For all the analysed coniferous wood, a general suitability for use as biobased stabilisers is proven as the basic parameters of antioxidant capacity and UV absorbance are satisfactory. As there are differences between the species, separation is recommended, but not mandatory as the species constantly show comparable results. Coniferous woods are a relevant bioresource particularly due to their wide availability, e.g., as used Christmas trees. Highly bioactive extracts can be prepared at least from biomass that has been used as indoor Christmas trees for 12 days; however, as this study applied particularly hard conditions by using un-watered branches to provide a minimum acceptable duration of use, this period might be expendable. Depending on the specific application, the extractant acetone could be substituted by a mixture of water and acetone (1:1 (v/v)), resulting in comparable antioxidant properties while using more eco-friendly solvents. To exploit the potential of the extracts prepared from such biomasses, further extraction optimisation should be conducted, as described.
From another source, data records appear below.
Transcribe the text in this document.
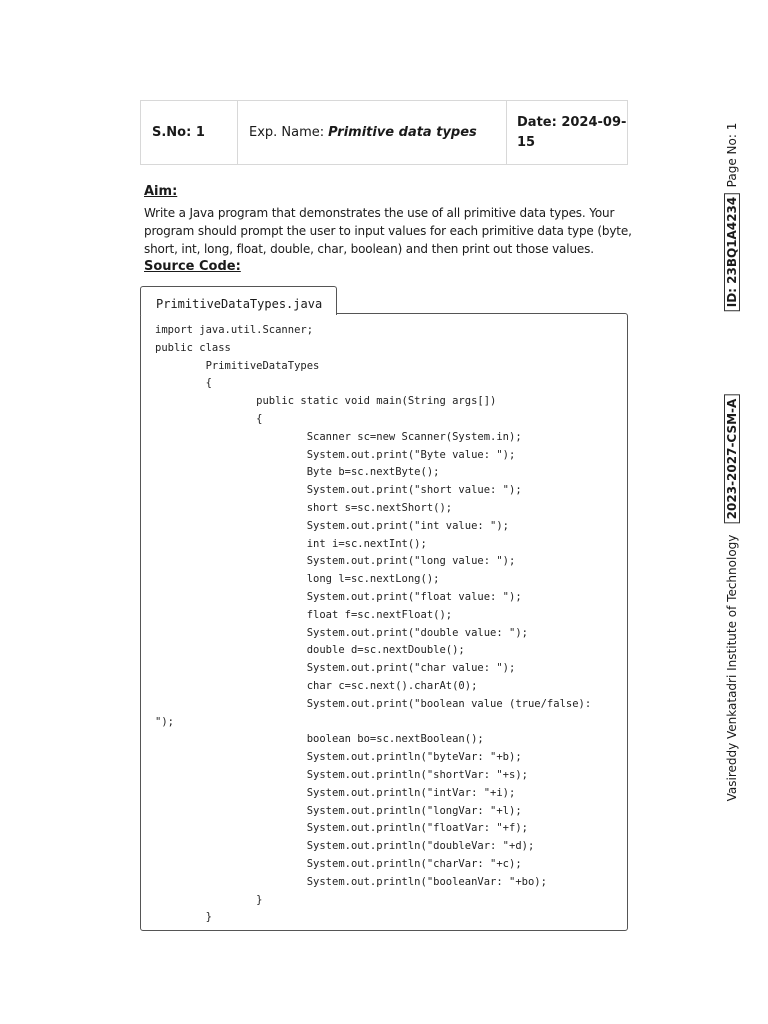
S.No: 1	Exp. Name: Primitive data types
Date: 2024-09-
15
Aim:
Write a Java program that demonstrates the use of all primitive data types. Your program should prompt the user to input values for each primitive data type (byte, short, int, long, float, double, char, boolean) and then print out those values.
Source Code:
PrimitiveDataTypes.java
import java.util.Scanner;
public class
PrimitiveDataTypes
{
public static void main(String args[])
{
Scanner sc=new Scanner(System.in);
System.out.print("Byte value: ");
Byte b=sc.nextByte();
System.out.print("short value: ");
short s=sc.nextShort();
System.out.print("int value: ");
int i=sc.nextInt();
System.out.print("long value: ");
long l=sc.nextLong();
System.out.print("float value: ");
float f=sc.nextFloat();
System.out.print("double value: ");
double d=sc.nextDouble();
System.out.print("char value: ");
char c=sc.next().charAt(0);
System.out.print("boolean value (true/false):
");
boolean bo=sc.nextBoolean();
System.out.println("byteVar: "+b);
System.out.println("shortVar: "+s);
System.out.println("intVar: "+i);
System.out.println("longVar: "+l);
System.out.println("floatVar: "+f);
System.out.println("doubleVar: "+d);
System.out.println("charVar: "+c);
System.out.println("booleanVar: "+bo);
}
}
Page No: 1
ID: 23BQ1A4234
2023-2027-CSM-A
Vasireddy Venkatadri Institute of Technology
Additionally, full valorisation of Christmas trees is achieved by incorporating chopped biomass after extraction into paper packaging material, as shown in this pilot trial. Thus, the whole Christmas tree can be utilised to create more sustainable packaging materials by substituting specifically synthesised additives or trees planted for paper production, contributing to the transformation to a circular economy. Upcoming research will include application and migration studies.